The other major change-tracking challenge is the application of amendments to bills. This is the aim of the Amendment Impact Program, which Xcential is working on as part of the U.S. House's Modernization Project. Progress on this project was reported by the Committee on House Administration and in House Legislative Counsel Sandra Strokoff's presentation at the 2014 Legislative Data Transparency Conference. [While I work on these projects for Xcential, the information in this blog all comes from public sources and my opinions here are my own.]

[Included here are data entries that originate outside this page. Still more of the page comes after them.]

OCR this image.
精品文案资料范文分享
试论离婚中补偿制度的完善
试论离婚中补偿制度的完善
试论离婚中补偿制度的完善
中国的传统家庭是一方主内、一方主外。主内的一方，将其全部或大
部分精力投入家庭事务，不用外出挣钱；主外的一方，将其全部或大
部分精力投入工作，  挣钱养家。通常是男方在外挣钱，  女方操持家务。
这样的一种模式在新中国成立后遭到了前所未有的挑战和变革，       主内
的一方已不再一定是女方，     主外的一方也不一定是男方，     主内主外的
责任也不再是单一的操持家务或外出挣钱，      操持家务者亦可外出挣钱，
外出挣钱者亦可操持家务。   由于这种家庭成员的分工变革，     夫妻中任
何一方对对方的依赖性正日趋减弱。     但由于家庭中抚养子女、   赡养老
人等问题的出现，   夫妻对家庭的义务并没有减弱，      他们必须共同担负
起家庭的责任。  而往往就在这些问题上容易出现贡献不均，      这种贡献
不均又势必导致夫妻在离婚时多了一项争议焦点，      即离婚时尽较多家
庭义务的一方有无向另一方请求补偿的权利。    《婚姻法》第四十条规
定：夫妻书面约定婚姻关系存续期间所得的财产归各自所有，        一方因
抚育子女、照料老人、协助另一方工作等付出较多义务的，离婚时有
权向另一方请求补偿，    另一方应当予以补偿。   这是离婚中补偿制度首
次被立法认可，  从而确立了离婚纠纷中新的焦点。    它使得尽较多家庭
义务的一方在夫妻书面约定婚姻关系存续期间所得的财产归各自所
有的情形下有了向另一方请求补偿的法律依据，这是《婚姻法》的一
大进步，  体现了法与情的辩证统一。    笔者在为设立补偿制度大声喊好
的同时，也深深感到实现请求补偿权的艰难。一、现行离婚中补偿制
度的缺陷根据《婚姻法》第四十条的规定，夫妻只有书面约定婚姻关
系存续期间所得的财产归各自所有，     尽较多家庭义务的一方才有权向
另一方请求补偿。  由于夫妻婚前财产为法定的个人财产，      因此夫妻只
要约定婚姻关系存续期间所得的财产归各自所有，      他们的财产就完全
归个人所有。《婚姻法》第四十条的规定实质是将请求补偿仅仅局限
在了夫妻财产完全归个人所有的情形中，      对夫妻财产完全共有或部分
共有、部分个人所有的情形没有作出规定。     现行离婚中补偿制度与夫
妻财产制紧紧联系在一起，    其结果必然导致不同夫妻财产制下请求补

In total, to follow a bill from introduction to law, Congress needs to:
  1. Ensure bill transparency: 
  2.  Bill text in consistent machine-readable formats. Many bills, particularly in the Senate, are still only available in pdf until later in the process.
  3. Automate bill-to-law change tracking:
  4. Apply bills directly to the U.S. Code and to non-positive law statutes.
  5. Pass codification bills:
  6. Make all titles of the U.S. Code into "positive law". This is primarily a political challenge, which I have discussed previously.
  7. Ensure amendment transparency:
  8. Amendment text in consistent machine-readable formats.
  9. Automate amendment-to-bill change tracking:
  10. Now being tackled in the Amendment Impact Program, discussed above.
In future posts, I will discuss these goals in more detail: the benefits that each of them brings, the progress that has been made toward achieving them, and some of the challenges that remain.

[1] Almost two years ago, I declared that legislative data has a posse and since then, that posse has been getting results. Congress now publishes machine-readable forms of most bills and amendments. The U.S. Code is also digitized, and updates are made available on the Law Revision Counsel's website shortly after new bills are passed. These and other advances were highlighted in testimony submitted (pdf) by the Congressional Data Coalition to House appropriators.

The House Majority is making digital transparency as a priority, adding this section to the House Rules for the 114th Congress:
The Committee on House Administration, the Clerk, and other officers and officials of the House shall continue efforts to broaden the availability of legislative documents in machine readable formats in the One Hundred Fourteenth Congress in furtherance of the institutional priority of providing public availability and use of legislative information produced by the House and its committees.
Fortunately, more and more citizens are interested and educated about what it will take to fulfill this commitment.